The Librarianist by Patrick deWitt

Bob Comet is a loner. He has tried to engage with other people, Ethan and Connie, but they ended up going off with each other and so he was left on his own. Self-sufficient and a man used to the routines of retirement, reading and walking, he finds a woman in a local shop who is obviously lost. He manages to return her to the local care home and decides that he can help them.

As an ex-librarian, he thinks they would like to listen to stories so starts with some obscure story about a cat being hung up, moves on to Dostoevsky and then abandons it completely but keeps on turning up, encouraged by the manager Marie.

Events trigger returning to a childhood adventure when he ran away for four days and stayed at Hotel Elba, all a bit fantastical in these days – a child on their own living in a hotel and being looked after a couple of women who call themselves thespians. Probably not!

Eventually, Bob ends up living in the care home, friends with the other residents and the manager so a happy ending. But, I am not really sure what the message of this book is.
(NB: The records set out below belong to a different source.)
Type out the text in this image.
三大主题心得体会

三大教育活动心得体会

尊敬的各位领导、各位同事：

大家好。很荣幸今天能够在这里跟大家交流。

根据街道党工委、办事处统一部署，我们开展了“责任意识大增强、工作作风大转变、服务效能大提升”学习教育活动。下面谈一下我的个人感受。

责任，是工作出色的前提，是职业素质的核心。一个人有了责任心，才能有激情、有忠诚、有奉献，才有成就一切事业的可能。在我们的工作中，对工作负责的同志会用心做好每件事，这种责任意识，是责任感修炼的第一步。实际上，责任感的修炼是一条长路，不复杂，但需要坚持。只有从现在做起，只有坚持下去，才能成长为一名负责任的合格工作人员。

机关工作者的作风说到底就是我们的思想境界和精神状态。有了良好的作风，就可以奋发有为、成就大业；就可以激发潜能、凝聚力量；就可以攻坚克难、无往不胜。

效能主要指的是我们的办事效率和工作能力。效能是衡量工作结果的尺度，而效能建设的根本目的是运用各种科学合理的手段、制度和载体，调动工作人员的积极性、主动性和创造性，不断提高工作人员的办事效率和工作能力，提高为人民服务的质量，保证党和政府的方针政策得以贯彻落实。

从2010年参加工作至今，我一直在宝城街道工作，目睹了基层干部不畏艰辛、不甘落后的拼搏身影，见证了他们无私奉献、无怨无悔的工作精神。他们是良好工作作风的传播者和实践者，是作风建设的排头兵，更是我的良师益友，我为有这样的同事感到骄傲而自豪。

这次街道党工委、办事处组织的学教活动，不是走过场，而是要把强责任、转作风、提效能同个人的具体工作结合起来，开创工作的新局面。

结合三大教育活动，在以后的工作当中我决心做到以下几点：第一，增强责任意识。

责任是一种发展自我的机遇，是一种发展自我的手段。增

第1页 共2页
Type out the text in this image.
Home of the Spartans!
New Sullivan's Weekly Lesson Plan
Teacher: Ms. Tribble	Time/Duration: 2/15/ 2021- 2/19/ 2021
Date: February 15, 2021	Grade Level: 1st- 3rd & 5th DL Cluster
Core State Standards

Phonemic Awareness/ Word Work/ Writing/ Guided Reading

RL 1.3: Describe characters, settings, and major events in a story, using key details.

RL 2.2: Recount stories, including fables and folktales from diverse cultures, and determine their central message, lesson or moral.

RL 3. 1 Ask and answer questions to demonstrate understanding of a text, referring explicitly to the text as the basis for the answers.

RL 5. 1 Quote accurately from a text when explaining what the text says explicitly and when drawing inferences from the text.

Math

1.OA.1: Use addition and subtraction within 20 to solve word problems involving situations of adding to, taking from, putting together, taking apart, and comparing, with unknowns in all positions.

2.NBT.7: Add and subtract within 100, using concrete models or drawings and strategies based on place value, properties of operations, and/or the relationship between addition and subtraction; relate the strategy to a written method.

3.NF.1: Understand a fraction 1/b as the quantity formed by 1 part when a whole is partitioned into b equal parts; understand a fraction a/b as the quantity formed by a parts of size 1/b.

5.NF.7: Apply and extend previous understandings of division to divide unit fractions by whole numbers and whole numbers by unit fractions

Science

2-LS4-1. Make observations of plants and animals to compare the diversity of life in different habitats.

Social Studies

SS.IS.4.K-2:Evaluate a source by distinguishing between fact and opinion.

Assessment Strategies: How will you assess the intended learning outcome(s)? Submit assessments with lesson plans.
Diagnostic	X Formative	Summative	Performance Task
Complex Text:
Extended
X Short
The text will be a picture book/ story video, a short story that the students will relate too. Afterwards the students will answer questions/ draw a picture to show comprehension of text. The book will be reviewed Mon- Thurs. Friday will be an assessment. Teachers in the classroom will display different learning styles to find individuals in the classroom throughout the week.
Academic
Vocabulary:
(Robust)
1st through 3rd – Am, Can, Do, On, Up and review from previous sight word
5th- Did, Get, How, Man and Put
It is a quirky, gentle read with Bob reflecting on the past and the trauma of the betrayal by his only two friends which he manages to overcome towards the end of his life. He dreamed most of his life of the Hotel Elba but towards the end of the book he dreamed of it as ‘the halls empty but resonant with the sense of someone only just departed’. Is this what is happening to his mind? He seems to be more forgetful and strugling which is why he moves into the care home. I just don’t know!

I didn’t understand his previous book French Exit either.